The CIBN boss observed that there is no doubt about the fact that a well-functioning financial system is a key enabler of economic growth.
He also added that if the banking system of a country is effective, efficient and disciplined, it would bring about rapid growth in the various sectors of the economy.
The CIBN chief, also cited works of other renowned economists that affirm the fact that bank credit is an important determinant of the level of productive investment in Nigeria.
Professor Ajibola stressed that mobilization of savings for investment is one of the most important preconditions for accelerated growth and development.
While investment generates savings, it is impossible to sustain a sound investment effort without adequate savings mobilization. This is where banks come in with their credit management and money creation he said.

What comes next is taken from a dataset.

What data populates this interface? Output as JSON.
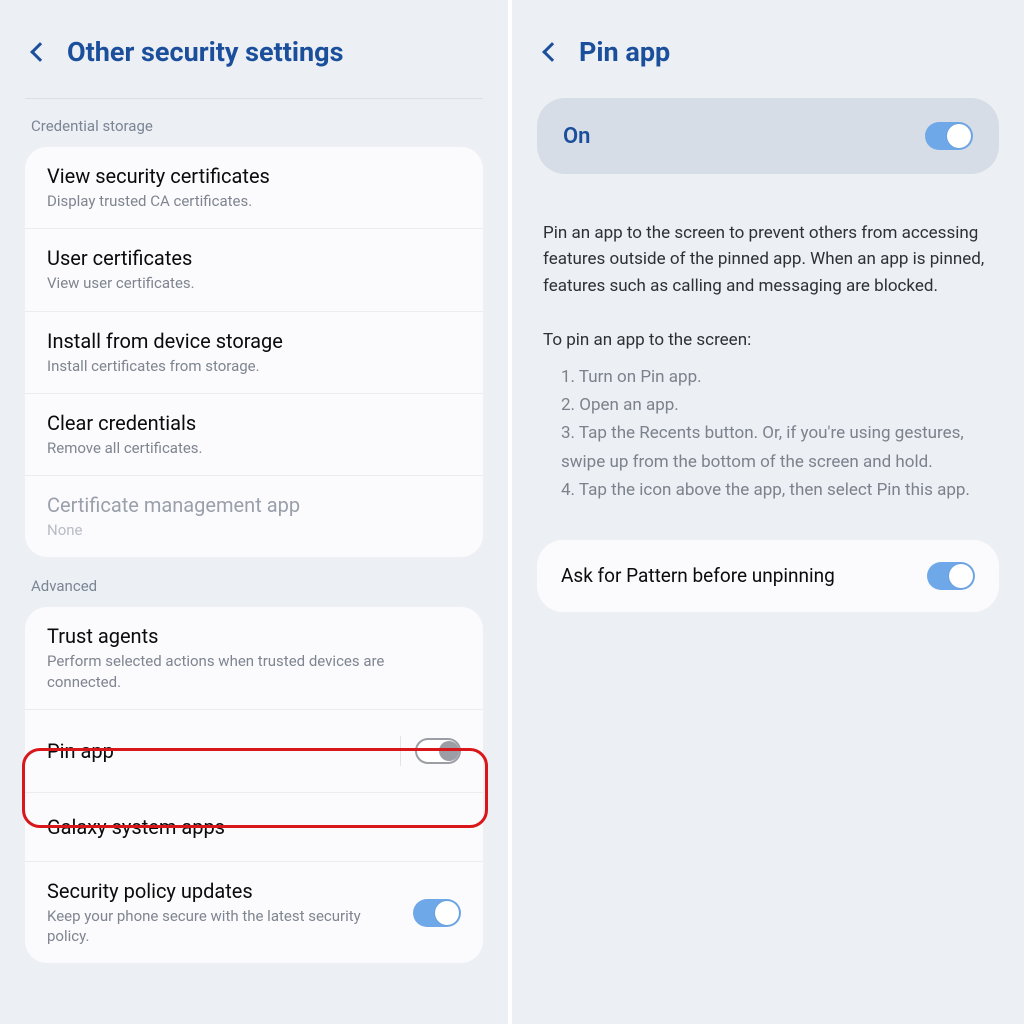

“The economic importance of banks, therefore, lies not in their monetary role but in their capacity as financial intermediaries. At a first glance, intermediation may seem a rather innocuous process lenders are matched to borrowers.
Upon further inspection, however, it is clear that intermediation is a crucial economic process”, Professor Ajibola added.
He, also, identified banks loans and advances as the major financial backbone to the Nigerian economy, adding that this function of banks have been impeded by poor credit/risk management, poor loan recovery,
frauds and forgeries, persistent bank robbery, insider dealings/abuses, shareholders interference in credit policy and lack of political will to deal with numerous credit abuses.
The research work distilled out critical findings amongst which were the fact that beyond making credit available for the different sectors, the timing of such credit was also critical to have a significant impact on the economy.
Also, for credit to have the desired impact on economic growth it is important to have in place credit policies that could see to the direct punishment of credit abusers (customers or insiders), rather than the current practice of declaring such loans and advances as bad debts.
His findings also revealed that the impact and timing of credit on sub-sectoral growth, especially for agriculture and manufacturing, differ.